Изменить стиль страницы

Консул долго вчитывался в него.

— Я надеюсь, — обратился он к Песчанскому, — что к господину Ранке не применялись физические меры воздействия.

Песчанский посмотрел на Карпухина, который при этих словах от шеи начал заливаться краской.

— Здесь находится начальник Приморского губернского отдела объединенного Государственного политического управления товарищ Карпухин.

— Мы не мараем свою пролетарскую совесть и честь подлыми приемами, которыми пользуется контрразведка капиталистических стран, — чеканил каждое слово Карпухин, уперев сжатые кулаки в стол. — И ваш вопрос я и мои коллеги считаем бестактным.

Рейнлих смешался.

— Прошу извинить, если я не так выразился.

Ему никто не ответил.

— Я могу встретиться с господином Ранке?

— Такая возможность вам будет предоставлена немедленно, — ответил Карпухин. — Ранке мы больше не задерживаем.
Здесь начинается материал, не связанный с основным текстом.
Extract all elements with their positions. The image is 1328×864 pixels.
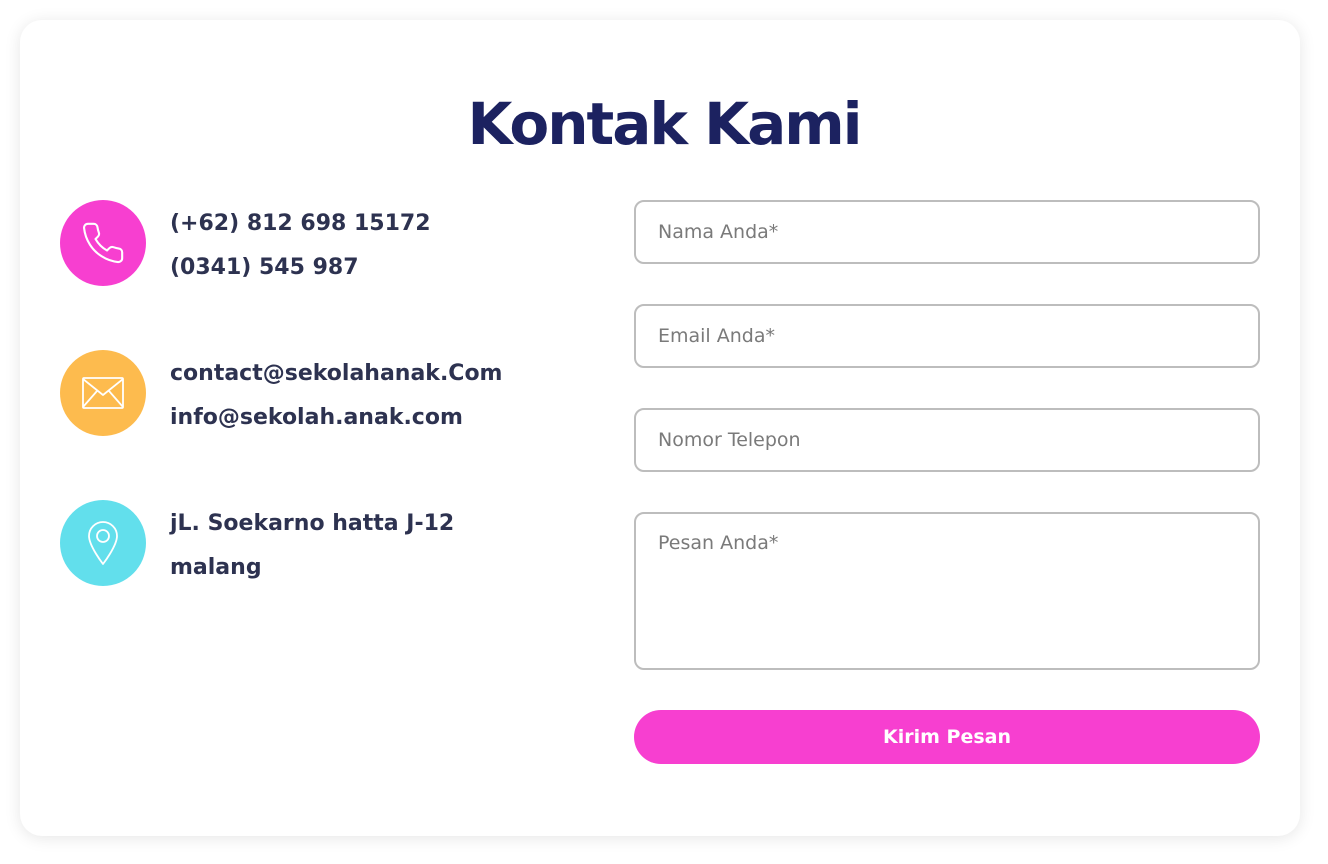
phone-info: (+62) 812 698 15172 (0341) 545 987 [60, 200, 431, 290]
email-address-2: info@sekolah.anak.com [170, 405, 463, 430]
send-message-button[interactable]: Kirim Pesan [634, 710, 1260, 764]
location-pin-icon [60, 500, 146, 586]
phone-icon [60, 200, 146, 286]
phone-number-2: (0341) 545 987 [170, 255, 359, 280]
email-info: contact@sekolahanak.Com info@sekolah.ana… [60, 350, 502, 440]
phone-input[interactable] [634, 408, 1260, 472]
email-input[interactable] [634, 304, 1260, 368]
address-info: jL. Soekarno hatta J-12 malang [60, 500, 454, 590]
page-title: Kontak Kami [467, 90, 862, 158]
address-line-1: jL. Soekarno hatta J-12 [170, 511, 455, 536]
envelope-icon [60, 350, 146, 436]
name-input[interactable] [634, 200, 1260, 264]
message-textarea[interactable] [634, 512, 1260, 670]
phone-number-1: (+62) 812 698 15172 [170, 211, 431, 236]
address-line-2: malang [170, 555, 262, 580]
email-address-1: contact@sekolahanak.Com [170, 361, 503, 386]
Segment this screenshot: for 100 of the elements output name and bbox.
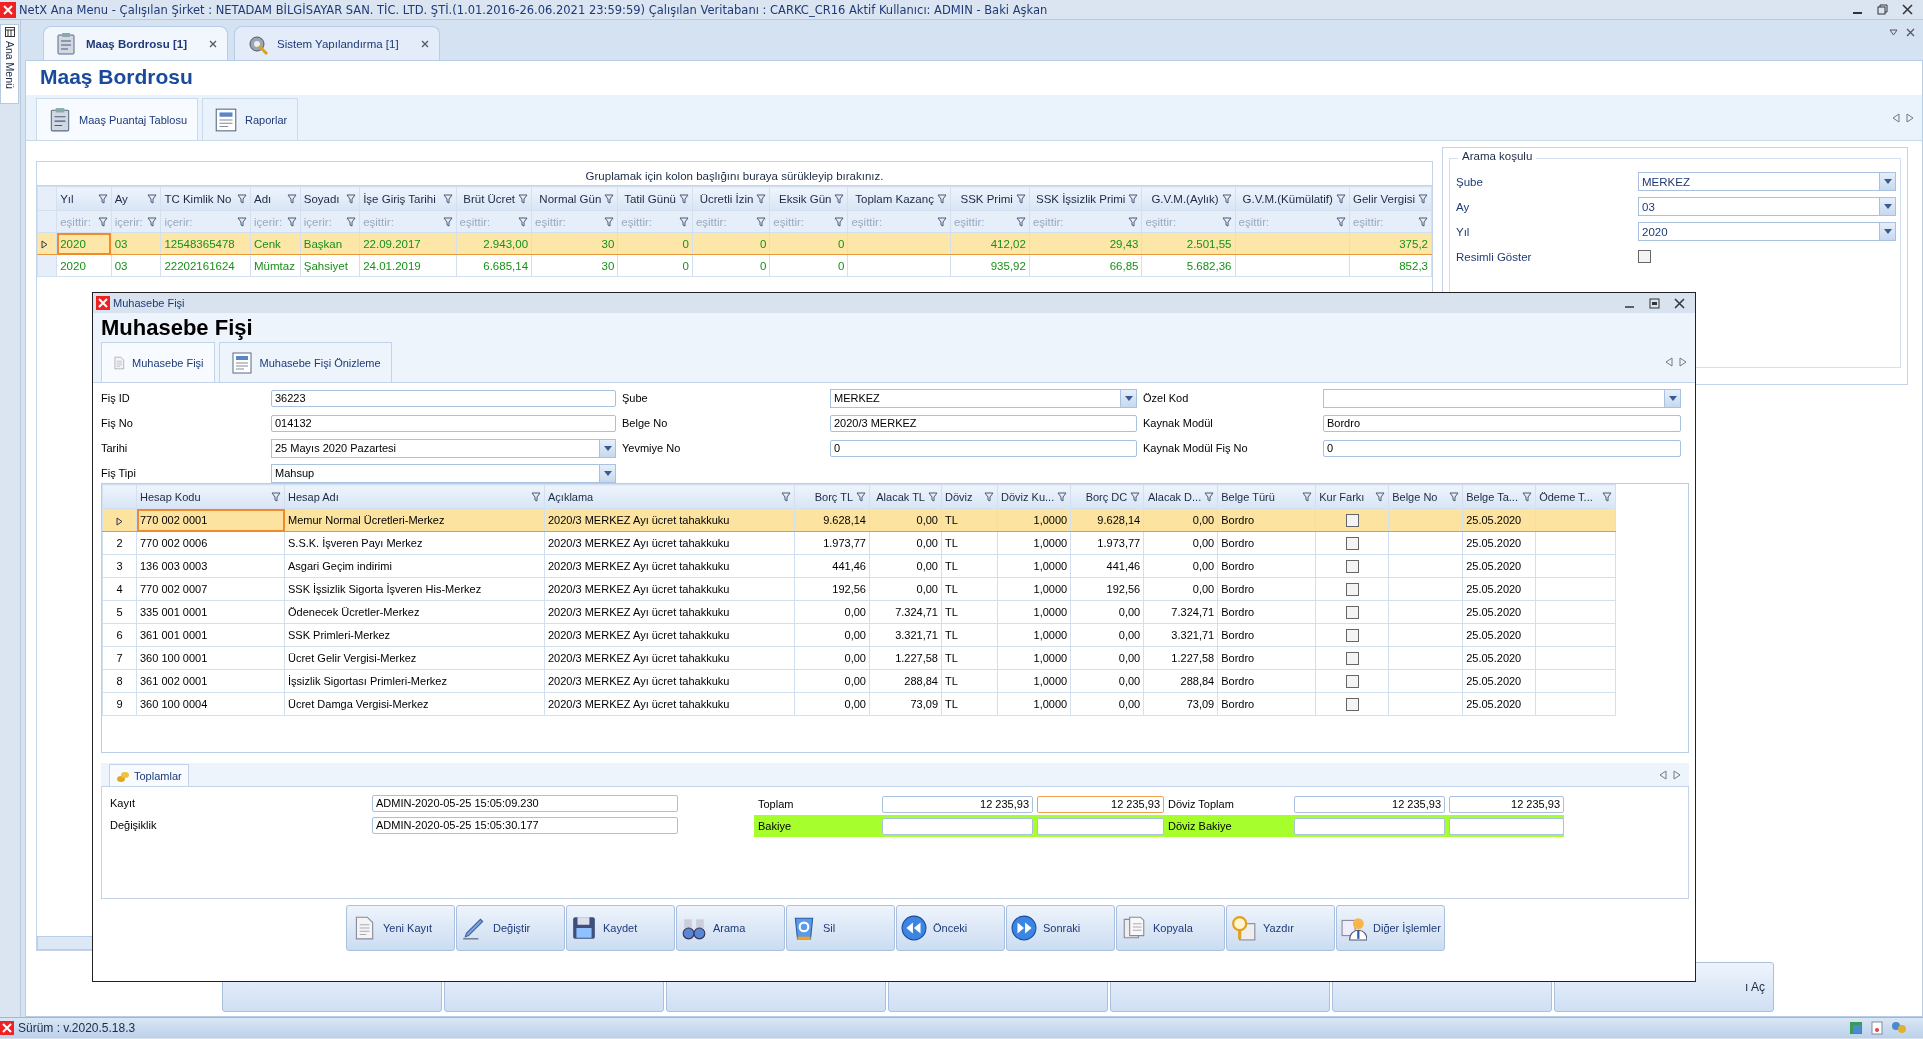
users-icon[interactable] — [1891, 1021, 1907, 1035]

Песчанский и Карпухин стояли у окна и смотрели, как немцы усаживаются в автомобиль. Проводив их взглядом, Песчанский сказал:

— Никуда и никакому правительству он не будет сообщать. Не тот случай. В отчет для МИДа, конечно, вставит. А тебе бы следовало сразу же поставить меня в известность.

Карпухин дрожащими пальцами набивал трубку.

— Не мог я этого сделать. Если начну по каждому случаю трезвонить и перелагать свои обязанности на других, тогда гнать меня надо отсюда.

— Ну ладно, ладно... — сдался Песчанский. — В твои обязанности не вмешиваюсь. Это я к тому, что Рейнлих мог и не поднимать тарарам, если бы знал что к чему.

— Ты слышал, на что он намекал? Мол, другие государства...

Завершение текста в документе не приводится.